(169d) Measurement of Diffusion Coefficient of Cr(acac)3 in High Temperature Supercritical Carbon Dioxide

Supercritical fluid deposition (SFD) has focus of attention because metal can be deposited onto nano- or micro structural surfaces of substrates having high aspect ratios without deforming/destructing the structures. In the process organo-metal complexes dissolved in scCO2 are conveyed in the vicinity of substrates and metal is deposited on the inside surface via thermal decomposition of the complex.
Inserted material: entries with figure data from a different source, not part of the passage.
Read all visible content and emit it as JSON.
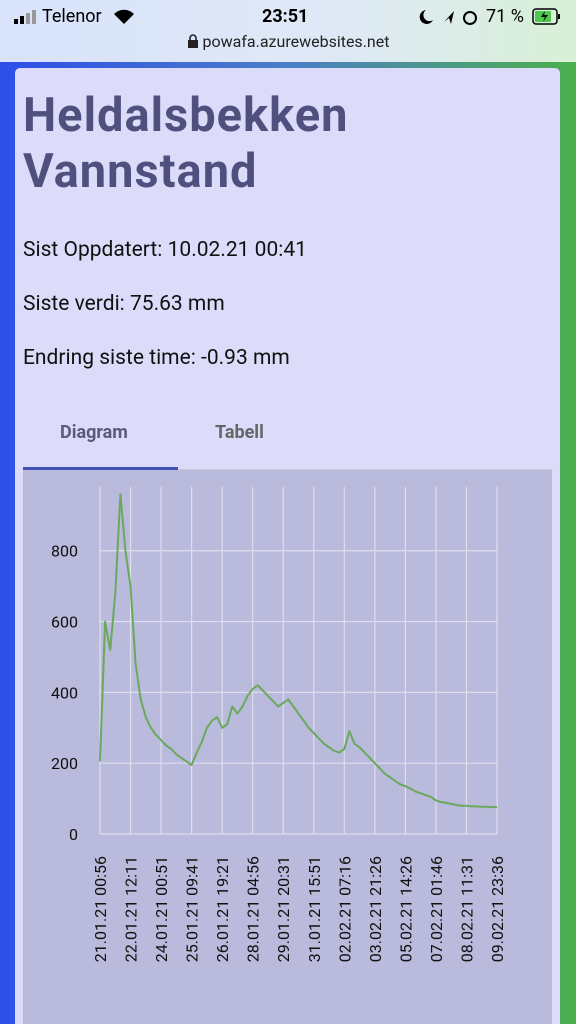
{
  "status_bar": {
    "carrier": "Telenor",
    "time": "23:51",
    "battery": "71 %"
  },
  "url": "powafa.azurewebsites.net",
  "header": {
    "title_lines": [
      "Heldalsbekken",
      "Vannstand"
    ]
  },
  "info": [
    "Sist Oppdatert: 10.02.21 00:41",
    "Siste verdi: 75.63 mm",
    "Endring siste time: -0.93 mm"
  ],
  "tabs": [
    "Diagram",
    "Tabell"
  ],
  "chart_data": {
    "type": "line",
    "categories": [
      "21.01.21 00:56",
      null,
      null,
      null,
      null,
      null,
      "22.01.21 12:11",
      null,
      null,
      null,
      null,
      null,
      "24.01.21 00:51",
      null,
      null,
      null,
      null,
      null,
      "25.01.21 09:41",
      null,
      null,
      null,
      null,
      null,
      "26.01.21 19:21",
      null,
      null,
      null,
      null,
      null,
      "28.01.21 04:56",
      null,
      null,
      null,
      null,
      null,
      "29.01.21 20:31",
      null,
      null,
      null,
      null,
      null,
      "31.01.21 15:51",
      null,
      null,
      null,
      null,
      null,
      "02.02.21 07:16",
      null,
      null,
      null,
      null,
      null,
      "03.02.21 21:26",
      null,
      null,
      null,
      null,
      null,
      "05.02.21 14:26",
      null,
      null,
      null,
      null,
      null,
      "07.02.21 01:46",
      null,
      null,
      null,
      null,
      null,
      "08.02.21 11:31",
      null,
      null,
      null,
      null,
      null,
      "09.02.21 23:36"
    ],
    "series": [
      {
        "color": "#6aa95c",
        "values": [
          205,
          600,
          520,
          680,
          960,
          800,
          700,
          480,
          380,
          330,
          300,
          280,
          265,
          250,
          240,
          225,
          215,
          205,
          195,
          230,
          260,
          300,
          320,
          330,
          300,
          310,
          360,
          340,
          360,
          390,
          410,
          420,
          405,
          390,
          375,
          360,
          370,
          380,
          360,
          340,
          320,
          300,
          285,
          270,
          255,
          245,
          235,
          230,
          240,
          290,
          255,
          245,
          230,
          215,
          200,
          185,
          170,
          160,
          150,
          140,
          135,
          128,
          120,
          115,
          110,
          105,
          95,
          90,
          88,
          85,
          82,
          80,
          80,
          78,
          78,
          77,
          77,
          76,
          76
        ]
      }
    ],
    "ylim": [
      0,
      980
    ],
    "yticks": [
      0,
      200,
      400,
      600,
      800
    ],
    "grid": true
  }
}
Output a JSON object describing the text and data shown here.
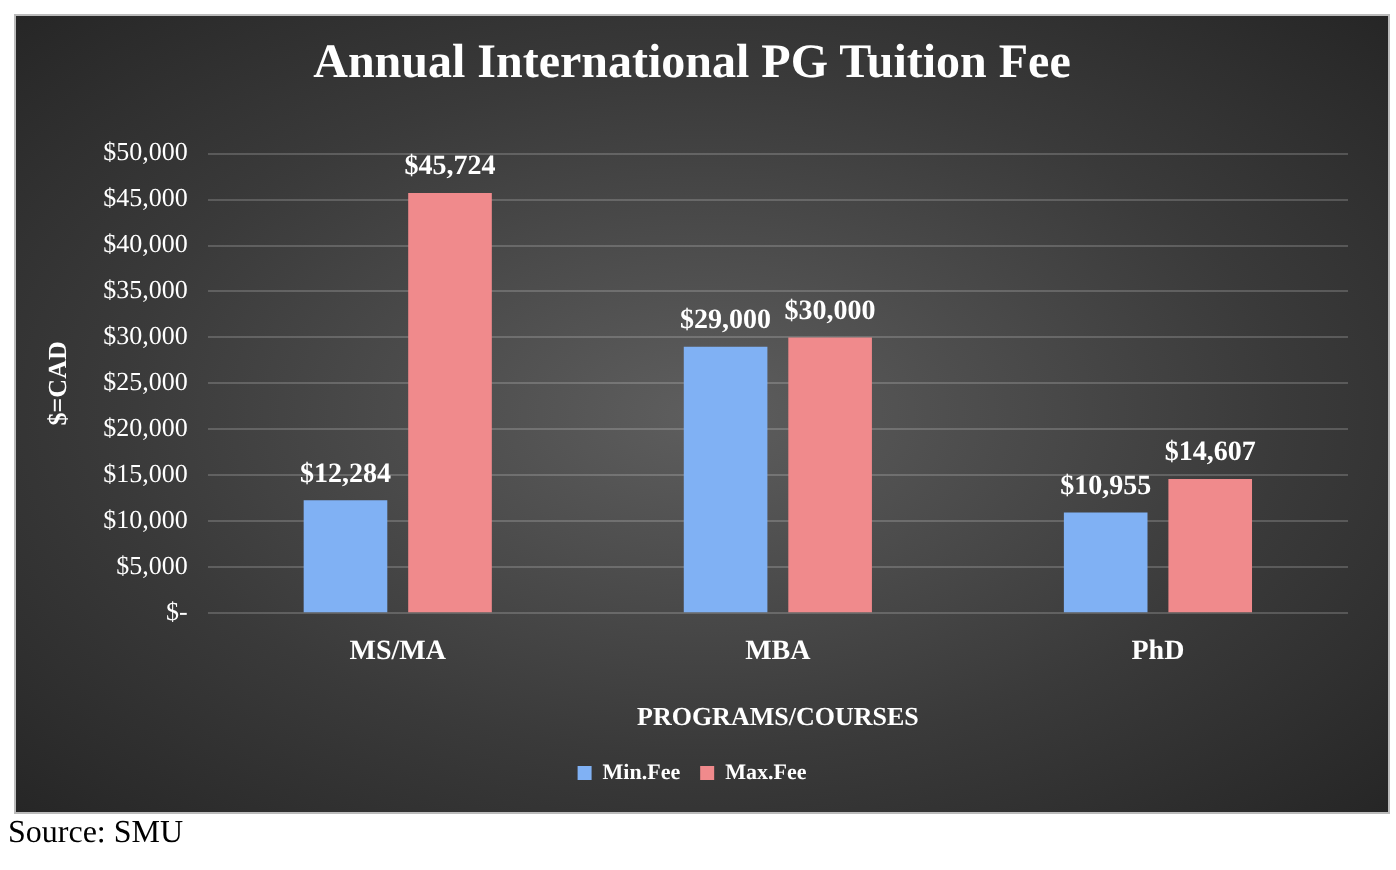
{
  "chart_data": {
    "type": "bar",
    "title": "Annual International PG Tuition Fee",
    "xlabel": "PROGRAMS/COURSES",
    "ylabel": "$=CAD",
    "categories": [
      "MS/MA",
      "MBA",
      "PhD"
    ],
    "series": [
      {
        "name": "Min.Fee",
        "color": "#80b1f4",
        "values": [
          12284,
          29000,
          10955
        ],
        "value_labels": [
          "$12,284",
          "$29,000",
          "$10,955"
        ]
      },
      {
        "name": "Max.Fee",
        "color": "#f08a8c",
        "values": [
          45724,
          30000,
          14607
        ],
        "value_labels": [
          "$45,724",
          "$30,000",
          "$14,607"
        ]
      }
    ],
    "ylim": [
      0,
      50000
    ],
    "yticks": [
      {
        "value": 0,
        "label": "$-"
      },
      {
        "value": 5000,
        "label": "$5,000"
      },
      {
        "value": 10000,
        "label": "$10,000"
      },
      {
        "value": 15000,
        "label": "$15,000"
      },
      {
        "value": 20000,
        "label": "$20,000"
      },
      {
        "value": 25000,
        "label": "$25,000"
      },
      {
        "value": 30000,
        "label": "$30,000"
      },
      {
        "value": 35000,
        "label": "$35,000"
      },
      {
        "value": 40000,
        "label": "$40,000"
      },
      {
        "value": 45000,
        "label": "$45,000"
      },
      {
        "value": 50000,
        "label": "$50,000"
      }
    ],
    "grid": "y",
    "legend": "bottom",
    "annotations": [
      "Source: SMU"
    ]
  }
}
The process is operated by widely changing temperature from low for carrying metal complex to the substrate to high for depositing metal by thermal decomposition of the complex, i.e. above 100 deg C. Although binary diffusion coefficients D12 as well as other physical properties of the system are required for designing reactors, the diffusion data at high temperatures are scarcely available in the literature since the data were obtained mainly for separation/fractionation of heat-labile natural compounds at ambient temperatures. In this study diffusion coefficients of metal complexes, mainly Cr(acac)3were measured by the chromatographic impulse response(CIR) method at high temperatures, up to 150 deg C and 20 MPa. While the D12 data for all compounds we measured so far by the Taylor dispersion and CIR method were well correlated by the equation, D12/T=A(viscosity)^B over a wide region from liquid to supercritical state, where T is the temperature, and A and B are the constants, the D12 data measured at higher temperatures in the present study more deviated significantly. The accuracies of predictive equations are discussed.